TravelJoy Founder: Why AI Won’t Replace Travel Advisors, It Will Make Them Essential
by Daniel McCarthy
Photo: Dayo Esho
Last week, travel technology company TravelJoy launched its new Itinerary Copilot, an AI assistant built directly into the platform’s itinerary builder.
The goal with this wave of AI for TravelJoy is to replace the need for manual work—the copying, pasting, data entry, and formatting—that so many advisors have to do to create a professional, presentable itinerary. It is designed to lift the little tasks off an advisor’s plate so that they’ll be able to bring their knowledge to the forefront.
“That’s been the goal of TravelJoy from the beginning,” TravelJoy founder Dayo Esho said, “to create something that moves an advisor’s workload from busywork to curation.”
As the industry continues its march into AI technology, TMR spoke to Esho, who founded TravelJoy in 2016 with Chris Kline, about the continuous trend towards automation, how advisors should think about AI in their business, and where the line is for when this kind of technology starts to take away from advisors, instead of enhancing them.
Is It AI Versus Advisors?
Talking about the industry’s use of AI in general, Esho said that TravelJoy’s research found that ChatGPT, probably the poster child for consumer AI inside and outside of travel, is the entry point for so many. Most advisors get their introduction to the technology there and are still using it for communications, for writing marketing, and for polishing emails, among other things.
Once they get that introduction, advisors are moving on to other tools, some more specialized, like Microsoft CoPilot or Google Gemini, which can integrate with their email and perform more specific tasks.
“That’s a good place for advisors to start—don’t try to move everything you’re doing into automation,” Esho advised. “Instead, start small; try it with your next email or your next client proposal.”
Despite being the tool that has probably helped advisors the most so far, ChatGPT is well on its way to being in direct competition with advisors. The platform is now able to book travel for users—just this month, ChatGPT’s parent company announced it was bringing in third-party apps to users, allowing them to use Expedia, for example, through the natural conversation it’s having on ChatGPT.
However, despite that, the fear that AI will take consumers away from the trade really isn’t there for Esho or for others in the industry.
The “dirty little secret” of the travel technology world, Esho revealed, is that all the people trying to build companies to get consumers to book direct using their technology are using travel advisors for their own travel. Those in the know understand the value of having an advisor be there for you and be accountable when things go wrong.

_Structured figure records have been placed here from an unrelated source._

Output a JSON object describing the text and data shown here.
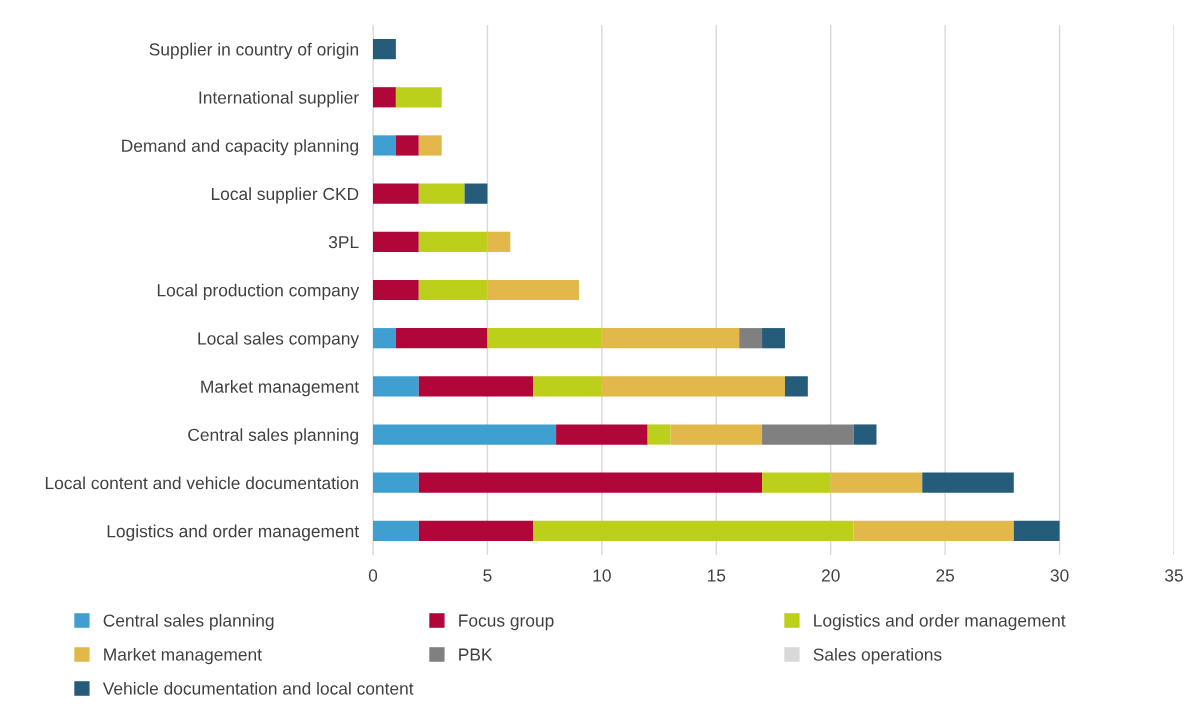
{
  "chart_data": {
    "type": "bar",
    "orientation": "horizontal",
    "stacked": true,
    "categories": [
      "Supplier in country of origin",
      "International supplier",
      "Demand and capacity planning",
      "Local supplier CKD",
      "3PL",
      "Local production company",
      "Local sales company",
      "Market management",
      "Central sales planning",
      "Local content and vehicle documentation",
      "Logistics and order management"
    ],
    "series": [
      {
        "name": "Central sales planning",
        "color": "#3f9fd0",
        "values": [
          null,
          null,
          1,
          null,
          null,
          null,
          1,
          2,
          8,
          2,
          2
        ]
      },
      {
        "name": "Focus group",
        "color": "#b0063a",
        "values": [
          null,
          1,
          1,
          2,
          2,
          2,
          4,
          5,
          4,
          15,
          5
        ]
      },
      {
        "name": "Logistics and order management",
        "color": "#bccf1b",
        "values": [
          null,
          2,
          null,
          2,
          3,
          3,
          5,
          3,
          1,
          3,
          14
        ]
      },
      {
        "name": "Market management",
        "color": "#e3b84a",
        "values": [
          null,
          null,
          1,
          null,
          1,
          4,
          6,
          8,
          4,
          4,
          7
        ]
      },
      {
        "name": "PBK",
        "color": "#808080",
        "values": [
          null,
          null,
          null,
          null,
          null,
          null,
          1,
          null,
          4,
          null,
          null
        ]
      },
      {
        "name": "Sales operations",
        "color": "#d9d9d9",
        "values": [
          null,
          null,
          null,
          null,
          null,
          null,
          null,
          null,
          null,
          null,
          null
        ]
      },
      {
        "name": "Vehicle documentation and local content",
        "color": "#245c7a",
        "values": [
          1,
          null,
          null,
          1,
          null,
          null,
          1,
          1,
          1,
          4,
          2
        ]
      }
    ],
    "xlim": [
      0,
      35
    ],
    "xticks": [
      0,
      5,
      10,
      15,
      20,
      25,
      30,
      35
    ],
    "grid": "x",
    "legend": "bottom"
  }
}
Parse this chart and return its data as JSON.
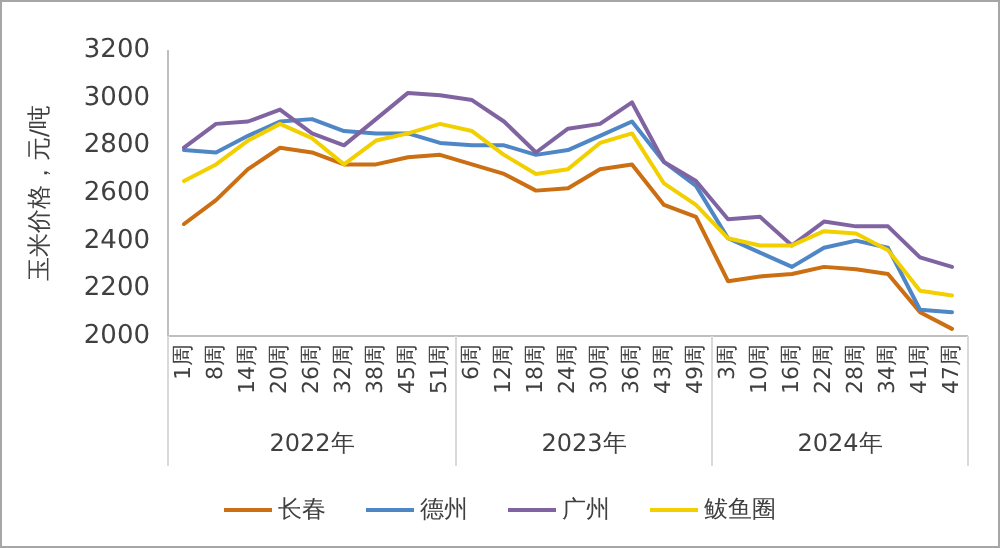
{
  "chart_data": {
    "type": "line",
    "ylabel": "玉米价格，元/吨",
    "ylim": [
      2000,
      3200
    ],
    "yticks": [
      2000,
      2200,
      2400,
      2600,
      2800,
      3000,
      3200
    ],
    "categories": [
      "1周",
      "8周",
      "14周",
      "20周",
      "26周",
      "32周",
      "38周",
      "45周",
      "51周",
      "6周",
      "12周",
      "18周",
      "24周",
      "30周",
      "36周",
      "43周",
      "49周",
      "3周",
      "10周",
      "16周",
      "22周",
      "28周",
      "34周",
      "41周",
      "47周"
    ],
    "annotations": [
      "2022年",
      "2023年",
      "2024年"
    ],
    "legend": "bottom",
    "series": [
      {
        "name": "长春",
        "color": "#cc6e12",
        "values": [
          2470,
          2570,
          2700,
          2790,
          2770,
          2720,
          2720,
          2750,
          2760,
          2720,
          2680,
          2610,
          2620,
          2700,
          2720,
          2550,
          2500,
          2230,
          2250,
          2260,
          2290,
          2280,
          2260,
          2100,
          2030
        ]
      },
      {
        "name": "德州",
        "color": "#4e86c6",
        "values": [
          2780,
          2770,
          2840,
          2900,
          2910,
          2860,
          2850,
          2850,
          2810,
          2800,
          2800,
          2760,
          2780,
          2840,
          2900,
          2730,
          2630,
          2410,
          2350,
          2290,
          2370,
          2400,
          2370,
          2110,
          2100
        ]
      },
      {
        "name": "广州",
        "color": "#8064a2",
        "values": [
          2790,
          2890,
          2900,
          2950,
          2850,
          2800,
          2910,
          3020,
          3010,
          2990,
          2900,
          2770,
          2870,
          2890,
          2980,
          2730,
          2650,
          2490,
          2500,
          2380,
          2480,
          2460,
          2460,
          2330,
          2290
        ]
      },
      {
        "name": "鲅鱼圈",
        "color": "#f2d000",
        "values": [
          2650,
          2720,
          2820,
          2890,
          2830,
          2720,
          2820,
          2850,
          2890,
          2860,
          2760,
          2680,
          2700,
          2810,
          2850,
          2640,
          2550,
          2410,
          2380,
          2380,
          2440,
          2430,
          2360,
          2190,
          2170
        ]
      }
    ]
  }
}
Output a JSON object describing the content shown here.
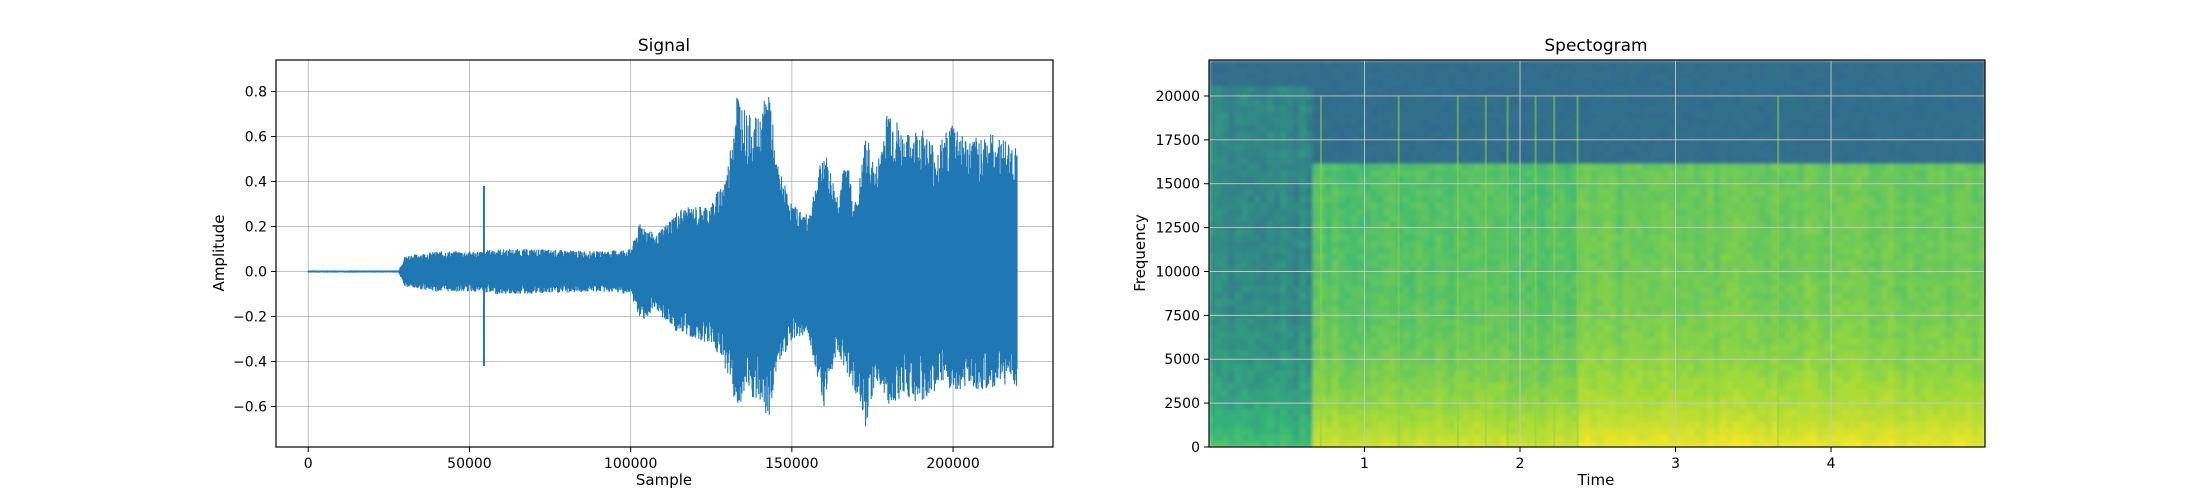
{
  "chart_data": [
    {
      "type": "line",
      "title": "Signal",
      "xlabel": "Sample",
      "ylabel": "Amplitude",
      "xlim": [
        -10000,
        231000
      ],
      "ylim": [
        -0.78,
        0.94
      ],
      "xticks": [
        0,
        50000,
        100000,
        150000,
        200000
      ],
      "xtick_labels": [
        "0",
        "50000",
        "100000",
        "150000",
        "200000"
      ],
      "yticks": [
        -0.6,
        -0.4,
        -0.2,
        0.0,
        0.2,
        0.4,
        0.6,
        0.8
      ],
      "ytick_labels": [
        "−0.6",
        "−0.4",
        "−0.2",
        "0.0",
        "0.2",
        "0.4",
        "0.6",
        "0.8"
      ],
      "grid": true,
      "series_color": "#1f77b4",
      "envelope": {
        "x": [
          0,
          28000,
          30000,
          40000,
          54000,
          57000,
          70000,
          90000,
          100000,
          103000,
          108000,
          115000,
          125000,
          130000,
          133000,
          136000,
          140000,
          143000,
          145000,
          150000,
          155000,
          160000,
          164000,
          167000,
          170000,
          173000,
          176000,
          180000,
          185000,
          190000,
          195000,
          200000,
          205000,
          210000,
          215000,
          220000
        ],
        "upper": [
          0.005,
          0.005,
          0.07,
          0.09,
          0.09,
          0.1,
          0.1,
          0.09,
          0.1,
          0.22,
          0.16,
          0.28,
          0.3,
          0.45,
          0.82,
          0.7,
          0.68,
          0.85,
          0.5,
          0.3,
          0.25,
          0.55,
          0.35,
          0.5,
          0.3,
          0.62,
          0.45,
          0.75,
          0.6,
          0.65,
          0.55,
          0.68,
          0.58,
          0.62,
          0.6,
          0.55
        ],
        "lower": [
          -0.005,
          -0.005,
          -0.07,
          -0.09,
          -0.09,
          -0.1,
          -0.1,
          -0.09,
          -0.1,
          -0.22,
          -0.18,
          -0.28,
          -0.32,
          -0.45,
          -0.62,
          -0.55,
          -0.6,
          -0.67,
          -0.45,
          -0.3,
          -0.28,
          -0.6,
          -0.35,
          -0.45,
          -0.55,
          -0.7,
          -0.48,
          -0.6,
          -0.55,
          -0.6,
          -0.52,
          -0.55,
          -0.5,
          -0.55,
          -0.5,
          -0.52
        ]
      },
      "spikes": [
        {
          "x": 54500,
          "upper": 0.38,
          "lower": -0.42
        }
      ]
    },
    {
      "type": "heatmap",
      "title": "Spectogram",
      "xlabel": "Time",
      "ylabel": "Frequency",
      "xlim": [
        0.0,
        4.99
      ],
      "ylim": [
        0,
        22050
      ],
      "xticks": [
        1,
        2,
        3,
        4
      ],
      "xtick_labels": [
        "1",
        "2",
        "3",
        "4"
      ],
      "yticks": [
        0,
        2500,
        5000,
        7500,
        10000,
        12500,
        15000,
        17500,
        20000
      ],
      "ytick_labels": [
        "0",
        "2500",
        "5000",
        "7500",
        "10000",
        "12500",
        "15000",
        "17500",
        "20000"
      ],
      "grid": true,
      "colormap": [
        "#440154",
        "#31688e",
        "#35b779",
        "#a0da39",
        "#fde725"
      ],
      "time_segments": [
        {
          "t0": 0.0,
          "t1": 0.66,
          "cutoff_hz": 20500,
          "level_below": 0.35,
          "level_above": 0.27,
          "low_boost": 0.2
        },
        {
          "t0": 0.66,
          "t1": 2.37,
          "cutoff_hz": 16100,
          "level_below": 0.56,
          "level_above": 0.27,
          "low_boost": 0.32
        },
        {
          "t0": 2.37,
          "t1": 4.99,
          "cutoff_hz": 16100,
          "level_below": 0.62,
          "level_above": 0.27,
          "low_boost": 0.34
        }
      ],
      "transients": [
        0.72,
        1.22,
        1.6,
        1.78,
        1.92,
        2.1,
        2.22,
        2.37,
        3.66
      ]
    }
  ]
}
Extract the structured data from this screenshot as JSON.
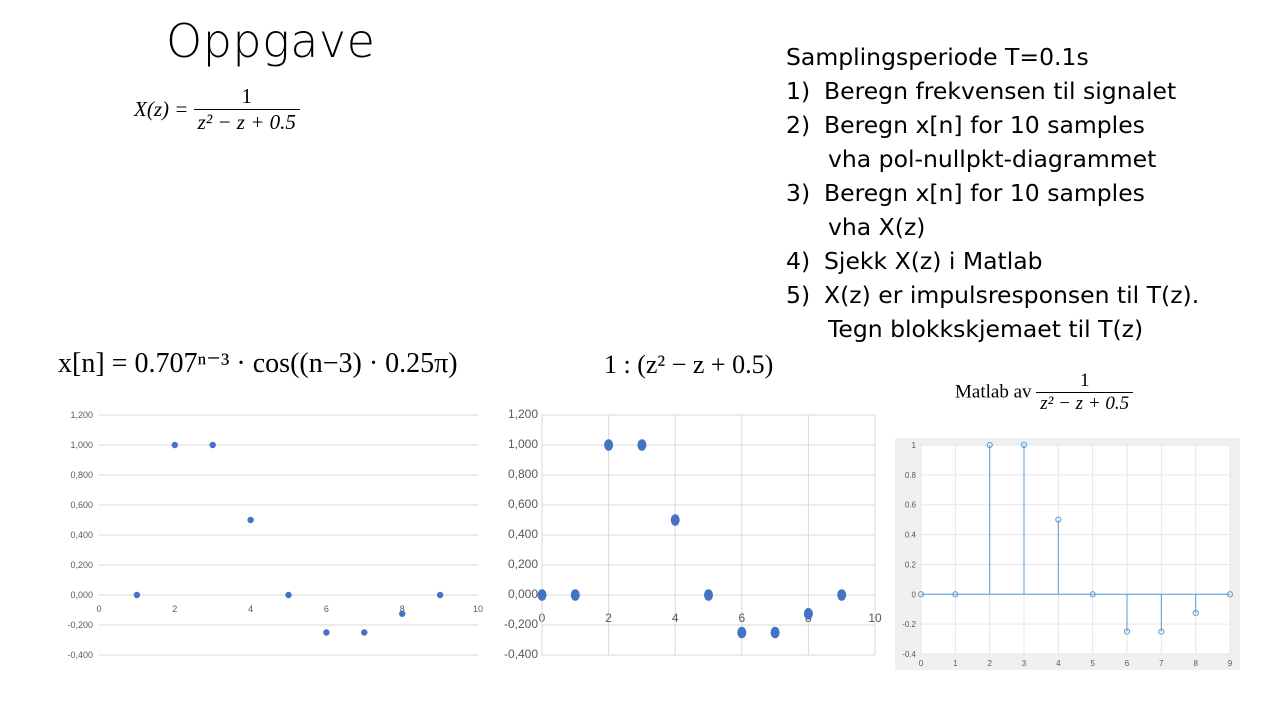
{
  "slide": {
    "title": "Oppgave",
    "xz_formula": {
      "lhs": "X(z) =",
      "numerator": "1",
      "denominator": "z² − z + 0.5"
    },
    "tasks": [
      {
        "num": "",
        "text": "Samplingsperiode T=0.1s"
      },
      {
        "num": "1)",
        "text": "Beregn frekvensen til signalet"
      },
      {
        "num": "2)",
        "text": "Beregn x[n] for 10 samples"
      },
      {
        "num": "",
        "text": "vha pol-nullpkt-diagrammet",
        "indent": true
      },
      {
        "num": "3)",
        "text": "Beregn x[n] for 10 samples"
      },
      {
        "num": "",
        "text": "vha X(z)",
        "indent": true
      },
      {
        "num": "4)",
        "text": "Sjekk X(z) i Matlab"
      },
      {
        "num": "5)",
        "text": "X(z) er impulsresponsen til T(z)."
      },
      {
        "num": "",
        "text": "Tegn blokkskjemaet til T(z)",
        "indent": true
      }
    ],
    "xn_formula": "x[n] = 0.707ⁿ⁻³ · cos((n−3) · 0.25π)",
    "division_formula": "1 : (z² − z + 0.5)",
    "matlab_label": {
      "prefix": "Matlab av",
      "numerator": "1",
      "denominator": "z² − z + 0.5"
    }
  },
  "chart_data": [
    {
      "type": "scatter",
      "title": "",
      "xlim": [
        0,
        10
      ],
      "ylim": [
        -0.4,
        1.2
      ],
      "x_ticks": [
        "0",
        "2",
        "4",
        "6",
        "8",
        "10"
      ],
      "y_ticks": [
        "-0,400",
        "-0,200",
        "0,000",
        "0,200",
        "0,400",
        "0,600",
        "0,800",
        "1,000",
        "1,200"
      ],
      "grid": true,
      "x": [
        1,
        2,
        3,
        4,
        5,
        6,
        7,
        8,
        9
      ],
      "y": [
        0,
        1,
        1,
        0.5,
        0,
        -0.25,
        -0.25,
        -0.125,
        0
      ],
      "color": "#4472c4"
    },
    {
      "type": "scatter",
      "title": "",
      "xlim": [
        0,
        10
      ],
      "ylim": [
        -0.4,
        1.2
      ],
      "x_ticks": [
        "0",
        "2",
        "4",
        "6",
        "8",
        "10"
      ],
      "y_ticks": [
        "-0,400",
        "-0,200",
        "0,000",
        "0,200",
        "0,400",
        "0,600",
        "0,800",
        "1,000",
        "1,200"
      ],
      "grid": true,
      "x": [
        0,
        1,
        2,
        3,
        4,
        5,
        6,
        7,
        8,
        9
      ],
      "y": [
        0,
        0,
        1,
        1,
        0.5,
        0,
        -0.25,
        -0.25,
        -0.125,
        0
      ],
      "color": "#4472c4"
    },
    {
      "type": "stem",
      "title": "",
      "xlim": [
        0,
        9
      ],
      "ylim": [
        -0.4,
        1
      ],
      "x_ticks": [
        "0",
        "1",
        "2",
        "3",
        "4",
        "5",
        "6",
        "7",
        "8",
        "9"
      ],
      "y_ticks": [
        "-0.4",
        "-0.2",
        "0",
        "0.2",
        "0.4",
        "0.6",
        "0.8",
        "1"
      ],
      "grid": true,
      "x": [
        0,
        1,
        2,
        3,
        4,
        5,
        6,
        7,
        8,
        9
      ],
      "y": [
        0,
        0,
        1,
        1,
        0.5,
        0,
        -0.25,
        -0.25,
        -0.125,
        0
      ],
      "color": "#5b9bd5"
    }
  ]
}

For advisors, the fear has to be not whether or not they get outsourced to ChatGPT or another LLM, but rather if they get supplanted by another advisor who is able to work better and more efficiently because of AI that they didn’t embrace.
“We like to say it’s not advisor versus AI, it’s going to be advisors who are empowered by AI versus those who aren’t,” Esho said. “I’m long the future of the advisor; I think we’re just getting started.”
By its nature, AI, whether its ChatGPT or Google’s Gemini, aggregates an average of information across the web and presents that to its user. Esho thinks that process, even with how easy it is, is just going to make an advisor’s job more valuable.
“As AI gets more and more prevalent on the web, it’s going to be a flood of content and noise. Travelers are going to crave that human judgment.”
Where’s the Line for AI?
I wanted to ask Esho, who was first introduced to the profession because his mother was an agency owner when he was growing up, for his thoughts on where the line for automation lies. For an industry that is all about human connection, there has to be a limit to automation, doesn’t there?
Even if it may be a ways away, at what point are you taking away the usefulness of an advisor and handing it to a computer or an LLM?
“You’re never really doing that with these tools,” Esho told me. Esho said that there are a couple of pretty famous, modern pop culture cases of how we should think about the technology.
One is the Iron Man suit, the AI assistant that helps Robert Downey Jr.’s character fight bad guys in those movies. The other is the vision presented in the Terminator movies. Advisors should think about AI as their Iron Man suit, and themselves as the suit’s conductor.
“The advisor is the hero; they are the ones using the suit,” he said.
That was the goal with TravelJoy since the beginning, he said, to find inefficiencies in an advisor’s workflow and make them efficient. AI is just another way to do that.
“My co-founder and I went out before we wrote any code, talked to advisors, and just watched them work. We knew we could have an immediate impact on all these things they were doing,” he said. “We just view AI as a way to pull our vision forward even faster.”